Pegolf asal Italia Matteo Manasseri menciptakan awal yang baik dengan skor 4-under 68, setelah sempat mengatasi putaran awal Hero Indian Open dengan double bogey.. Skor ini sudah cukup bagi pemuda berusia 23 tahun itu untuk berada di puncak klasemen ketika cuaca mengganggu putaran pertama turnamen ini.

Manassero, pemegang empat gelar European Tour mengawali putaran pertama kemarin (9/3) dengan double bogey di hole pertamanya, hole 10. Namun, ia berhasil bangkit dan mencatat tujuh birdie, plus satu bogey lainnya untuk menciptakan putaran pertama yang meyakinkan baginya pada ajang yang disokong oleh Asian Tour, European Tour, dan Indian Golf Union ini.

”Anda mesti benar-benar memukul bola ke fairway di sini, kalau tidak skor Anda bakal besar dan kena banyak double (bogey). Sangat mudah kehilangan pukulan di sini,” ujar Manassero yang mengaku mengawali putarannya dengan salah.

”Sudah tiga pekan saya di rumah dan kembali bertanding di lapangan sulit seperti ini jelas tak pernah mudah. Jadi, fakta bahwa saya dapat banyak birdie jelas sangat, sangat positif dan saya akan berusaha mempertahankan permainan seperti itu.”

DLF Golf and Country Club, yang menjalani debutnya menggelar Hero Indian Open ini, memang merupakan lapangan yang sangat berat. Di beberapa hole, skor 12 dan skor 10 bisa terjadi. Namun, setelah double bogey di hole pembukanya dan bogey di hole 14, Manassero memang berhasil menghindari beragam rintangan dengan baik, dan membuka peluang untuk meraih gelar pertama dalam empat tahun terakhir.

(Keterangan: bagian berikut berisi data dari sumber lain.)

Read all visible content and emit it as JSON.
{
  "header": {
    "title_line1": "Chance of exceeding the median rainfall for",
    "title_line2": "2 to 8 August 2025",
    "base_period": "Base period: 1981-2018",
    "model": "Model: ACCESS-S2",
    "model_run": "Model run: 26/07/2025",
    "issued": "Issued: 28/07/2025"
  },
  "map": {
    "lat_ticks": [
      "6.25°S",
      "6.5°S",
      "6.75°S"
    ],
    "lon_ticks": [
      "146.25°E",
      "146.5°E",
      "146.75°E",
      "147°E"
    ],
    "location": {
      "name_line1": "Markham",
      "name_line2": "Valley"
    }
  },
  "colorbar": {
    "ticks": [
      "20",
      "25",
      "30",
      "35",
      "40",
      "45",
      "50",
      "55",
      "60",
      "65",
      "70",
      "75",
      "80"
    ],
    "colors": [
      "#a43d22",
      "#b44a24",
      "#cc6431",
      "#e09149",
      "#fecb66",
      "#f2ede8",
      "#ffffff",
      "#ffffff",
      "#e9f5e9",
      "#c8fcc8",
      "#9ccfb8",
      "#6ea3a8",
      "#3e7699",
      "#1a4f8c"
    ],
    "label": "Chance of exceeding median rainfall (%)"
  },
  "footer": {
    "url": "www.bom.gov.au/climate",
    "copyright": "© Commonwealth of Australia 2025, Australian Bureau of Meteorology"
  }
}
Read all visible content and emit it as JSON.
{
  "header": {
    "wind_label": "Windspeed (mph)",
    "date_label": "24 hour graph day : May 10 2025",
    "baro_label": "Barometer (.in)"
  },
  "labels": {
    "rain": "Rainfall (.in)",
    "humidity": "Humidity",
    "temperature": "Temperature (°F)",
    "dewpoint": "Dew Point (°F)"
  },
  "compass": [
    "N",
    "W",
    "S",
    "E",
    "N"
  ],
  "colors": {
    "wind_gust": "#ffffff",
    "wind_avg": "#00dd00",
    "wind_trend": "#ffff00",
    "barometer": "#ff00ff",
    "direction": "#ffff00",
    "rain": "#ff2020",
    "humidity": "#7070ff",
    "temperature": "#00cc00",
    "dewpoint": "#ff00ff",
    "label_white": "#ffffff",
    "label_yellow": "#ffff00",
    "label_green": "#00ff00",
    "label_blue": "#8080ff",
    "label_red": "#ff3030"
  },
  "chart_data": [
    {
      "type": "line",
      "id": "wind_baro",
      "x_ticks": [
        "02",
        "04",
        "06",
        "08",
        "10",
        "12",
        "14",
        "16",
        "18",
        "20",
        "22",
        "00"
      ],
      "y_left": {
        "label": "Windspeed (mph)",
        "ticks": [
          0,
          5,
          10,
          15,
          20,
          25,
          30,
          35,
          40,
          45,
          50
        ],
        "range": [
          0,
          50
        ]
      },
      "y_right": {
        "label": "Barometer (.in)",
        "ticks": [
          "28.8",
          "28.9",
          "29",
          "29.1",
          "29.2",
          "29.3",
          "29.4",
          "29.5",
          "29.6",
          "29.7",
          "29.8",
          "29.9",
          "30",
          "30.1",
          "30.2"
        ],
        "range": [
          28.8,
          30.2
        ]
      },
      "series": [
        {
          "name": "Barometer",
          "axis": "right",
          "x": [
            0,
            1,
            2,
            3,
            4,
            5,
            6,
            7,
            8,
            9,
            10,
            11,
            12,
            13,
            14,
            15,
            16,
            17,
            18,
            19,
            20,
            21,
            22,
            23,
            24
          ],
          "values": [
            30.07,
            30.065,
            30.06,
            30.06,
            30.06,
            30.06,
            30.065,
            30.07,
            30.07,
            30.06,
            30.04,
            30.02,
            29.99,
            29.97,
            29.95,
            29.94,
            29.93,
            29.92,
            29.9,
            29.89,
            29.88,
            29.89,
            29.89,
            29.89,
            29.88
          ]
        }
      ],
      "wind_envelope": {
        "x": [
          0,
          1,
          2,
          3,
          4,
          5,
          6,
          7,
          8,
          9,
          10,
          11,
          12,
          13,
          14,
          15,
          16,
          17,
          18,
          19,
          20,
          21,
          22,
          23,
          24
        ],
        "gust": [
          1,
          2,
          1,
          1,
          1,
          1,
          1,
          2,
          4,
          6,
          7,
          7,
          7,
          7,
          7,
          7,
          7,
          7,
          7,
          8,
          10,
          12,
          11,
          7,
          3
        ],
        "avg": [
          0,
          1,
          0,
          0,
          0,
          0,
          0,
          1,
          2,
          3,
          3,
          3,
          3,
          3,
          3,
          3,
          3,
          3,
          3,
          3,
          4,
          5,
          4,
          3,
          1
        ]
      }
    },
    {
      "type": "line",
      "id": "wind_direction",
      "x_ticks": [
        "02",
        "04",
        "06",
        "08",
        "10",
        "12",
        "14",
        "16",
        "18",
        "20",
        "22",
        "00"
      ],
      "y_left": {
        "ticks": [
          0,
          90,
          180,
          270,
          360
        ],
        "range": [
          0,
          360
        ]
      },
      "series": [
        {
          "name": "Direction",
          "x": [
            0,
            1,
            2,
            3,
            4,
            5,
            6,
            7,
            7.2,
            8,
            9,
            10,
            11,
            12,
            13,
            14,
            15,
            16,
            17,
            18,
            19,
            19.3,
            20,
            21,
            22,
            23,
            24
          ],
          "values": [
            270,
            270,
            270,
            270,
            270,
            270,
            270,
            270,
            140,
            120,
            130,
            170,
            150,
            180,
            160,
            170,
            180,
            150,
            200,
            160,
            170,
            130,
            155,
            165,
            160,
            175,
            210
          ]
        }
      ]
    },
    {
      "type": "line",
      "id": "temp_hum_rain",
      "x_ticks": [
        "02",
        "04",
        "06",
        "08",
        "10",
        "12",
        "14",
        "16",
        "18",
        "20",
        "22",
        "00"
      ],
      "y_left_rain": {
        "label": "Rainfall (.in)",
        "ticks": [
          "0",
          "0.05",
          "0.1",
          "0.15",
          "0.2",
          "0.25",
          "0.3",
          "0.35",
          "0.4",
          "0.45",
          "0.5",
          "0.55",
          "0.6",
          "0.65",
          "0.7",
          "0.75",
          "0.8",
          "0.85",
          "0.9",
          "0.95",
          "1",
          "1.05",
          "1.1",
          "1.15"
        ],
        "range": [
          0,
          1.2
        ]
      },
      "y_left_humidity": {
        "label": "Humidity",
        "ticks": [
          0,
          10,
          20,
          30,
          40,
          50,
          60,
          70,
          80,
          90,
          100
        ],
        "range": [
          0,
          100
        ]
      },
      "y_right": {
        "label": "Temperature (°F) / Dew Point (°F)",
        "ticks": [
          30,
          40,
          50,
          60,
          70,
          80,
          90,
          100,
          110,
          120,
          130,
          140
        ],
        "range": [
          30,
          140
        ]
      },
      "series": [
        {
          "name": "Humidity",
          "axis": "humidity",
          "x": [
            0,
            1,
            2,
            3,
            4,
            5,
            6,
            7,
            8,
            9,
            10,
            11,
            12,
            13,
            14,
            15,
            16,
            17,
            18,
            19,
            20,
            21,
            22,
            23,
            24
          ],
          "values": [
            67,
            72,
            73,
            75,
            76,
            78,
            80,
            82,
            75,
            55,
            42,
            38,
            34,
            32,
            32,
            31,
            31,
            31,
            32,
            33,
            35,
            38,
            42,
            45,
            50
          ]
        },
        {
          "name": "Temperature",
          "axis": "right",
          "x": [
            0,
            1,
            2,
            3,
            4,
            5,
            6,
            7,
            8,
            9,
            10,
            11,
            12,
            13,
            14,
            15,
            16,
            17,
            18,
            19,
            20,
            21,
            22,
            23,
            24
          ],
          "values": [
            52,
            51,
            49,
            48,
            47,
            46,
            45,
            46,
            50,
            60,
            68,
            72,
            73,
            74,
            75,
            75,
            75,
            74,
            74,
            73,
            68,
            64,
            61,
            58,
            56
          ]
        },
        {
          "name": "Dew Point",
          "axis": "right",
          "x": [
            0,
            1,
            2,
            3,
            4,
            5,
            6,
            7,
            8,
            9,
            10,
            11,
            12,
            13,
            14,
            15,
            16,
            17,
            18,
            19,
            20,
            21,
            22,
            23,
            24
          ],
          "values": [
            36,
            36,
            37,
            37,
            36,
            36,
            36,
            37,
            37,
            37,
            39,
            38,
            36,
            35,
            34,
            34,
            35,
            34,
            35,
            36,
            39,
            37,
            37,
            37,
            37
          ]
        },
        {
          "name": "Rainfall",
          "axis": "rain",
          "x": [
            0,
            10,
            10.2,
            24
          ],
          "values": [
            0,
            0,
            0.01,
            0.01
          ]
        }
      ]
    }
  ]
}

Segalanya memang masih bisa berubah, mengingat total 66 pemain bakal kembali bermain pukul 7:00 waktu setempat setelah putaran awal kemarin (9/3) terpaksa ditunda selama 90 menit lantaran ancaman kilat. Di antara 66 pemain itu, David Horsey asal Inggris sudah bermain 5-under hingga 15 hole dan main tanpa bogey, dan sangat berpeluang menjadi pemuncak klasemen putaran pertama.

Sementara itu, pegolf Malaysia Danny Chia dan pegolf Filipina Angelo Que, kemarin berhasil main 2-under 70.

Fakta-Fakta

  • Matteo Manassero menjuaria empat gelar European Tour; dua di antaranya termasuk kolaborasi dengan Asian Tour. Dua kemenangannya di Asia ialah Malaysian Open 2011 dan Singapore Open 2012.
  • Manassero menjadi juara termuda European Tour saat meraih Castello Masters 2010 di Spanyol. Kemenangan terbesarnya ialah pada BMW PGA Championship 2013 di Wentworth, sekaligus menjadi juara termuda turnamen itu.
  • Angelo Que sudah tiga kali menjuarai Asian Tour, terakhir pada Selangor Masters 2010.
  • Ia sudah memainkan tiga turnamen tahun ini dengan T11 pada SMBC Singapore Open sebagai prestasi terbaiknya. Ia finis T4 pada Hero Indian Open 2013 dan 2016.
  • Que diberi julukan ”Human Highlighter” lantaran gemar memakai pakaian berwarna terang di lapangan.
  • Danny Chia merupakan pegolf pencetak sejarah bagi golf Malaysia, menjadi pegolf Malaysia pertama yang main empat putaran pada The Open 2010, dan pegolf Malaysia pertama yang menjuarai ajang Asian Tour pada Taiwan Open 2002. Gelar keduanya ialah Mercuries Taiwan Masters 2015.